The Consumer Financial Protection Bureau (CFPB) has sued a major student loan servicer as detailed by the complaint filed in Pennsylvania federal court.

What happened

The CFPB's complaint alleges that the servicer created obstacles to student loan repayment in a multitude of ways that amounted to allegedly unfair, abusive and deceptive practices.

The CFPB alleges that the company failed to follow the directions of borrowers with regard to repayments, repeatedly misapplied or misallocated payments, made the same errors repeatedly and neglected to correct mistakes. According to the CFPB's complaint, the servicer allegedly steered borrowers toward paying more than they needed to on their loans, and guided borrowers into forbearance agreements in lieu of a new repayment plan. Under federal law, borrowers have the right to apply for a repayment plan with a lower monthly payment. Instead of informing consumers about this option, the CFPB says the servicer would suggest forbearance, where borrowers take a break from making payments but interest continues to accrue. Between January 2010 to March 2015, the company earned $4 billion in interest for borrowers enrolled in multiple, consecutive forbearances, the CFPB claims.

The servicer likewise allegedly failed to adequately inform borrowers in income-driven repayment plans about their obligation to recertify their income and family size on an annual basis. Many borrowers failed to renew their enrollment on time and lost their lower monthly payments as a result, the CFPB said, and this practice also allegedly led to losing other protections such as interest subsidies and progress toward loan forgiveness.

The complaint also alleges that borrowers seeking to release a co-signer from a loan faced obstacles and were confronted with allegedly deceptive information from the servicer.
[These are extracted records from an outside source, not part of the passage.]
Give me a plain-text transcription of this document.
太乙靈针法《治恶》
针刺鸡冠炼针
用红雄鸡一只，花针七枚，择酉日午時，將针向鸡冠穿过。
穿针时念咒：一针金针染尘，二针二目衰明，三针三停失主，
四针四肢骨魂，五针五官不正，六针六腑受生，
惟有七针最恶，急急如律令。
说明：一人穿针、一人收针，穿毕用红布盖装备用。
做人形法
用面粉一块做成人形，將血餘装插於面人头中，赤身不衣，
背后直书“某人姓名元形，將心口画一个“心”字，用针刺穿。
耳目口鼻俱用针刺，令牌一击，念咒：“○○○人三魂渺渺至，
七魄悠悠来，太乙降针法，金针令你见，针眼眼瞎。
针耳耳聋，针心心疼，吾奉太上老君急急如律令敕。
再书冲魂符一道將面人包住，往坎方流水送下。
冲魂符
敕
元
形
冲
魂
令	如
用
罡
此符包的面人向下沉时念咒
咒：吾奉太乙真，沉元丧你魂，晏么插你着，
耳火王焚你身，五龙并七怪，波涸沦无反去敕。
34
Although the servicer stated that a borrower could apply to release a co-signer after a certain number of consecutive, on-time payments were made, the CFPB alleges that the company reset the clock when a borrower prepaid a monthly installment.

Finally, the CFPB claimed that the servicer potentially harmed the credit of disabled veterans by misreporting to the credit reporting companies that severely and permanently disabled veterans who had their loans forgiven under the federal Total and Permanent Disability discharge program had instead defaulted on their loans.

The CFPB is purporting to enforce claims based on these alleged facts under its claimed authority to prosecute unfair, abusive or deceptive practices. The CFPB's complaint also includes a claim for violation of Regulation V in the servicer's credit reporting practices.

Why it matters

The CFPB has kept a close eye on student loans, publishing a report on the industry in 2015 that featured a framework for reform, followed up by a study in 2016 that found eight million borrowers are in default on more than $130 billion in student loans, a problem the CFPB perceives as exacerbated by what it views as poor loan servicing. "For years, [the servicer] failed consumers who counted on the company to help give them a fair chance to pay back their student loans," CFPB Director Richard Cordray said in a statement. "At every stage of repayment, [the servicer] chose to shortcut and deceive consumers to save on operating costs. Too many borrowers paid more for their loans because [the servicer] illegally cheated them and today's action seeks to hold them accountable." Whether the Trump administration will continue to prosecute the action is unclear as of this writing. The servicer has publicly denied the allegations.